Again, I am quite relaxed about societies that allow successful individuals to accumulate great wealth (a rising tide raising all ships), but in China (and worse India), philanthropy is at abysmal levels and, frankly, the first thing newly minted tycoons do with their wealth is educate their offspring outside of China and relocate their families overseas. Yes, similar things happen elsewhere, but it seems to be the norm in China.
Controversial points, but what are we here for if not to float ideas: the Chinese are (excessively) chauvinistic and nationalistic, most of the wealthy east-Asian populations are, but with the Chinese it seems to be an extension of a semi-solipsistic individualism: the Chinese are a great 'race' (this would be more fairly phrased 'the Han Chinese'); this is because I am one of them and I prefer to think that I am great, so the group I am part of must also be great.

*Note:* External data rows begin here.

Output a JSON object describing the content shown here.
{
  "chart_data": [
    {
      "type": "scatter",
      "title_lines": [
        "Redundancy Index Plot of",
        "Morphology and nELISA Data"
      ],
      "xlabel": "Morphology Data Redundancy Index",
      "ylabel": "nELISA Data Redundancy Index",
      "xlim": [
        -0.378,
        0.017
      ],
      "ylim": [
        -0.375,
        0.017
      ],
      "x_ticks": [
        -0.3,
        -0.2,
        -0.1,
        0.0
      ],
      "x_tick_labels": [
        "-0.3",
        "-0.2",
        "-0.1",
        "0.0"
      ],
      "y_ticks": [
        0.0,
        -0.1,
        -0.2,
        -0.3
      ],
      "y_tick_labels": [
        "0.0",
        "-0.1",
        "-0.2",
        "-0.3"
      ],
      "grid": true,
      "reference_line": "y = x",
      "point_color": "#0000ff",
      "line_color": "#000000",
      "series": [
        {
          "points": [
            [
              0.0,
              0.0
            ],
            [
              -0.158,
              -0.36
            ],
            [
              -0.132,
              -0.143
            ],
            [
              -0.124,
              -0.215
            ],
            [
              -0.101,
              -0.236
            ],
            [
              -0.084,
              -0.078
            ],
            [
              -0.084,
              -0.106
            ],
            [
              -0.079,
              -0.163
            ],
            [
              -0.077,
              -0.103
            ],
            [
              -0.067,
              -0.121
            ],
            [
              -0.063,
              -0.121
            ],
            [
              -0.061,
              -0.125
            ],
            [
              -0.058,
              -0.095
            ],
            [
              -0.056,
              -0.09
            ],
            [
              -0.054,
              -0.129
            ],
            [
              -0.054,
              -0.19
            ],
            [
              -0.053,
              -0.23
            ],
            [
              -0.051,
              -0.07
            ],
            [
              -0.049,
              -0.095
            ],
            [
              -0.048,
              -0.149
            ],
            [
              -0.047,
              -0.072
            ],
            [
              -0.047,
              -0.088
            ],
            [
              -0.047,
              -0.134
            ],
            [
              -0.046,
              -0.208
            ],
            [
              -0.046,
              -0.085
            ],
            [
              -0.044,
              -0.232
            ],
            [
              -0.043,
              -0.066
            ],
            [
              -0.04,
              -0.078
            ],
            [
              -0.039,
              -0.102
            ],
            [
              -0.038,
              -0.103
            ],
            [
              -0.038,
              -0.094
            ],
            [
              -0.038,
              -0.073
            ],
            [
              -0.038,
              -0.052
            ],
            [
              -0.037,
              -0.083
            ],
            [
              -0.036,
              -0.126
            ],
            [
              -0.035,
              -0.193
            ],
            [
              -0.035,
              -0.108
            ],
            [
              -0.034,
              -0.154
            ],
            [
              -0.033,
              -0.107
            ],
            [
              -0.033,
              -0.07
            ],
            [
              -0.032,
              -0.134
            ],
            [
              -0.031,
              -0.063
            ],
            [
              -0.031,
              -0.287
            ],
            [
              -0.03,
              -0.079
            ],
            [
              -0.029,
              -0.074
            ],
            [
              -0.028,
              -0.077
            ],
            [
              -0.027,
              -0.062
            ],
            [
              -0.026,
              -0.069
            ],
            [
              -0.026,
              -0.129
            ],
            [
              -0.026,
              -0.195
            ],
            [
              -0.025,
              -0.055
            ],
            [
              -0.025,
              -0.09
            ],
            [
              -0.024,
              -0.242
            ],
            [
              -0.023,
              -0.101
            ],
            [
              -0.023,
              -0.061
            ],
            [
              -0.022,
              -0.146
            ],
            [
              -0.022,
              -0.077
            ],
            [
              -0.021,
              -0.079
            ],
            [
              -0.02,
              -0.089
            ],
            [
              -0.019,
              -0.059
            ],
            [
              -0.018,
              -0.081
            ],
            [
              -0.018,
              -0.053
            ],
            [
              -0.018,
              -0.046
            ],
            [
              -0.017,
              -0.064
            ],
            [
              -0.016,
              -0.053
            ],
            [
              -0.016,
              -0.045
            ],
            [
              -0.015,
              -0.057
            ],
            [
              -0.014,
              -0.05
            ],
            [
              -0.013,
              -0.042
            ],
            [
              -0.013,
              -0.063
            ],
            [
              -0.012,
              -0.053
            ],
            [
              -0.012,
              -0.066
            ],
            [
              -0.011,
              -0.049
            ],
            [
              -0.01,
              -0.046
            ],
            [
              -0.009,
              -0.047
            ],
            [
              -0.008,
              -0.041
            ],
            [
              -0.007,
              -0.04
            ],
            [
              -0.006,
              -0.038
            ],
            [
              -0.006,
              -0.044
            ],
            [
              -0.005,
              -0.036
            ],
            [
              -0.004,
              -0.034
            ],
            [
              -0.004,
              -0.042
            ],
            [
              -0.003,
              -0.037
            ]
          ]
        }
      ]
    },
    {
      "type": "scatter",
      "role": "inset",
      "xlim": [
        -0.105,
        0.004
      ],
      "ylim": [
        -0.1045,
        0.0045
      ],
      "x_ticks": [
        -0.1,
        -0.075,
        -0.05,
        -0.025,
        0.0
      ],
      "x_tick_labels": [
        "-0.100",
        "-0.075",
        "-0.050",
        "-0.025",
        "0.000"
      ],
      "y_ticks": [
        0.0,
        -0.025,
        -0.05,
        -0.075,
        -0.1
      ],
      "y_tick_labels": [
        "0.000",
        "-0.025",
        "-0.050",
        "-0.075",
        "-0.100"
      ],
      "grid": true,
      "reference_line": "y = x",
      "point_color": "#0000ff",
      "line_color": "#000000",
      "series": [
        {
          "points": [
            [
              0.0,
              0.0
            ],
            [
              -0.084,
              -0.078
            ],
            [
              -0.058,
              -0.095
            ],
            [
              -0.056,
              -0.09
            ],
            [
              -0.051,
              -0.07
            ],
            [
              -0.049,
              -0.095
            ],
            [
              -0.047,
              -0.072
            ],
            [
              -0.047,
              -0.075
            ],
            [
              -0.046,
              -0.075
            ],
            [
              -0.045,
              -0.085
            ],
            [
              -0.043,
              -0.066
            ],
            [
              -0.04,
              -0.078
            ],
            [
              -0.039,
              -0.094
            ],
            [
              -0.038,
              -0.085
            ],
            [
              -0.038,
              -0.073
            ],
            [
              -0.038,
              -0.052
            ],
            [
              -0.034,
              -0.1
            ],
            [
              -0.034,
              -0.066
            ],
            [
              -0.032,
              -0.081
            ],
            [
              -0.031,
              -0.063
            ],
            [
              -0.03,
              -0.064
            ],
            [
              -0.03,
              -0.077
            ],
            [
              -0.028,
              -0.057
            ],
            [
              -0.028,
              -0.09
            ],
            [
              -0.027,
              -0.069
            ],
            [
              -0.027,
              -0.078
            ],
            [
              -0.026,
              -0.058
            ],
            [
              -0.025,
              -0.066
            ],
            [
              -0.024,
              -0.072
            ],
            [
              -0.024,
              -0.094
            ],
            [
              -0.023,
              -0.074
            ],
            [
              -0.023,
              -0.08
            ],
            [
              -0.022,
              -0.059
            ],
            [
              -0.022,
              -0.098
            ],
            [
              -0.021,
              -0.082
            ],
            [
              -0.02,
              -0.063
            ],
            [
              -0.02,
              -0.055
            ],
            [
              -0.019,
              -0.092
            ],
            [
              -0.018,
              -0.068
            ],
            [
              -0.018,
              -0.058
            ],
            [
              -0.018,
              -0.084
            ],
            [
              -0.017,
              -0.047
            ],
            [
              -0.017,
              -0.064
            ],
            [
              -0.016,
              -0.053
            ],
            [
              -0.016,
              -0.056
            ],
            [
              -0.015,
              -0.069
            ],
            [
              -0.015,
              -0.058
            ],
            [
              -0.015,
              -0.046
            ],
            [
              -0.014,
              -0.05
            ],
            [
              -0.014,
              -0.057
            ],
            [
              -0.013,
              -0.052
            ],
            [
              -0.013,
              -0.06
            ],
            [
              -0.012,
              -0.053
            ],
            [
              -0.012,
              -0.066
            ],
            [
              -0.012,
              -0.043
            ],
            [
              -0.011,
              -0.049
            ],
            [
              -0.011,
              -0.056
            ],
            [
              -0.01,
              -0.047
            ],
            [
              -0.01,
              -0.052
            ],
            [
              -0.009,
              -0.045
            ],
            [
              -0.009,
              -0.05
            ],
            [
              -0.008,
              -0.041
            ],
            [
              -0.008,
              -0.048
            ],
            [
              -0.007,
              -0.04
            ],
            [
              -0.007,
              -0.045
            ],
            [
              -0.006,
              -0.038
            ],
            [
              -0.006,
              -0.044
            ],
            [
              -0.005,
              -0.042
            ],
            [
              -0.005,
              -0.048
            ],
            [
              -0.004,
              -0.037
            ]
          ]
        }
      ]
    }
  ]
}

With Japan and Korea (smaller, more homogenous and more geographically limited societies, although historical homogeneity is changing in Korea, to an extent), it's more of a case that they view themselves as a family and view their society is a family of families (this too is breaking down, slowly). Couple this with a myopic historical education that focuses squarely on the local and over-emphasises that local role in the overall tapestry of world history, and you get a similar chauvinism ('behold all we have done!'), but one that is less self-centred. That may not seem like much of a distinction, but one is easier to alter than the other as it doesn't directly challenge the individual's sense of self-worth.
So many of these factors are in play elsewhere, too, but owing to the size of the Chinese population and the rapidity of economic and cultural change, they're going to get the dark underbelly of all that advancement in spades. We can only hope that they gain a concomitant appetite for controlling their own fates and begin to demand real representation and accountability.
Lest readers think this is all too harsh on the place, I will say simply that I could write (and have written) far more negative things about the state (and the State) of modern Britain, but that is not the title above this thread. I also have considerable affection for Hong Kong and Hong Kongers.